Dr Paul Edwards
Research description
Cancers are caused by the alteration of genes, but we don’t yet know which genes, because we do not yet have detailed knowledge of how genes are altered in more than a handful of cases. One of the ways in which genes are altered in cancer is by rearrangements of large segments of DNA, i.e. chromosome translocations, duplications, deletions and inversions. Until recently, very little accurate information about these rearrangements has been available for common epithelial cancers such as breast cancer, because patterns of chromosome rearrangement in these tumours are too complex to be analyzed by older methods such as cytogenetics. However, we now know that really important genome rearrangements are out there waiting to be discovered. In particular, rearrangements can join parts of two genes to create new ‘fusion’ genes, which are powerful mutations and can be important diagnostic markers and targets for therapy. The most dramatic evidence that fusion genes are important in the common cancers has been the discovery of gene fusions present in the majority of prostate cancers, but gene fusions are now turning up in breast, lung and other common cancers (reviewed in Edwards, 2010).

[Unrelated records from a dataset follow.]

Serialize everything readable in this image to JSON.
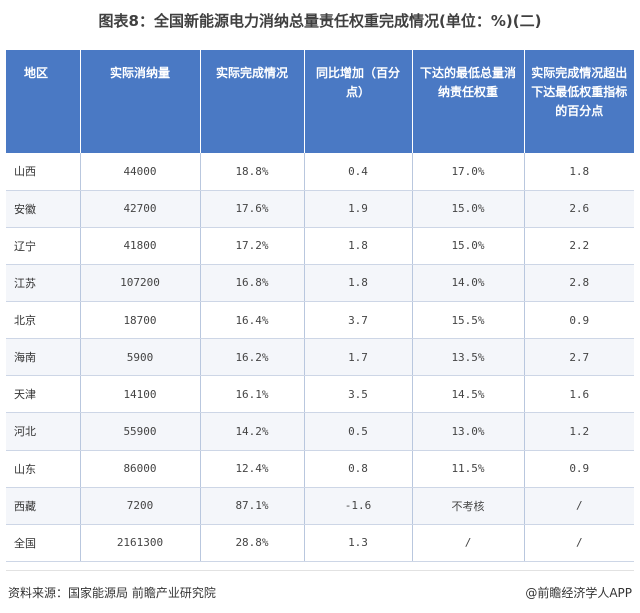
{
  "title": "图表8：全国新能源电力消纳总量责任权重完成情况(单位：%)(二)",
  "table": {
    "headers": [
      "地区",
      "实际消纳量",
      "实际完成情况",
      "同比增加（百分点）",
      "下达的最低总量消纳责任权重",
      "实际完成情况超出下达最低权重指标的百分点"
    ],
    "rows": [
      [
        "山西",
        "44000",
        "18.8%",
        "0.4",
        "17.0%",
        "1.8"
      ],
      [
        "安徽",
        "42700",
        "17.6%",
        "1.9",
        "15.0%",
        "2.6"
      ],
      [
        "辽宁",
        "41800",
        "17.2%",
        "1.8",
        "15.0%",
        "2.2"
      ],
      [
        "江苏",
        "107200",
        "16.8%",
        "1.8",
        "14.0%",
        "2.8"
      ],
      [
        "北京",
        "18700",
        "16.4%",
        "3.7",
        "15.5%",
        "0.9"
      ],
      [
        "海南",
        "5900",
        "16.2%",
        "1.7",
        "13.5%",
        "2.7"
      ],
      [
        "天津",
        "14100",
        "16.1%",
        "3.5",
        "14.5%",
        "1.6"
      ],
      [
        "河北",
        "55900",
        "14.2%",
        "0.5",
        "13.0%",
        "1.2"
      ],
      [
        "山东",
        "86000",
        "12.4%",
        "0.8",
        "11.5%",
        "0.9"
      ],
      [
        "西藏",
        "7200",
        "87.1%",
        "-1.6",
        "不考核",
        "/"
      ],
      [
        "全国",
        "2161300",
        "28.8%",
        "1.3",
        "/",
        "/"
      ]
    ]
  },
  "footer": {
    "source": "资料来源：国家能源局 前瞻产业研究院",
    "brand": "@前瞻经济学人APP"
  }
}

In the last two or three years we and others have developed technology that allows us to comprehensively analyse DNA rearrangements in breast and other cancers. A good starting point is the multicolour fluorescent ‘SKY’ images like the one shown here, which outline the major chromosome translocations in a tumour (see our catalogue at http://www.path.cam.ac.uk/~pawefish). We have used two approaches to map the boundaries of the chromosome segments seen in these images. We first used ‘array painting’, in which individual chromosomes are separated in a cell sorter and then analyzed by hybridization to DNA microarrays (Howarth et al, 2008). Recently we have moved to ‘paired end read’ methods, which exploit the new massively-parallel DNA sequencing methods (Edwards, 2010). This strategy identifies rearrangements essentially by finding the new DNA sequences formed at the junctions between rearranged bits of DNA.
We and others have analysed several breast cancers and over the next few years we can expect whole genomes of breast cancers and a range of other cancers to be sequenced. Already many new fusion genes have been found, and work is just beginning to determine their significance - some will merely be accidental consequences of genome rearrangement, others, like those in prostate cancer, may be central to cancer development and provide targets for therapy.
We are now applying this experience in a project to sequence 500 oesophageal adenocarcinomas in a consortium with colleagues Fitzgerald and Tavaré (Dept Oncology). As well as hunting fusion genes, which generally are hyperactive versions of the genes involved, we have a secondary interest in genes inactivated by genome rearrangements. In particular we proposed that the NRG1 gene is a major tumour suppressor gene on the short arm of chromosome 8, which could account for the loss of this region in many human cancers (Chua et al, 2009). NRG1 encodes ligands for the ErbB/EGFreceptor/ HER–2 family of receptors, and can drive both division and death of cells, depending on conditions.
While characterizing fusion genes we found that reciprocal translocations often have tens of kilobases of common sequence duplicated onto both product chromosomes, leading us to propose that chromosome translocations are formed at replication bubbles (Howarth et al, 2011).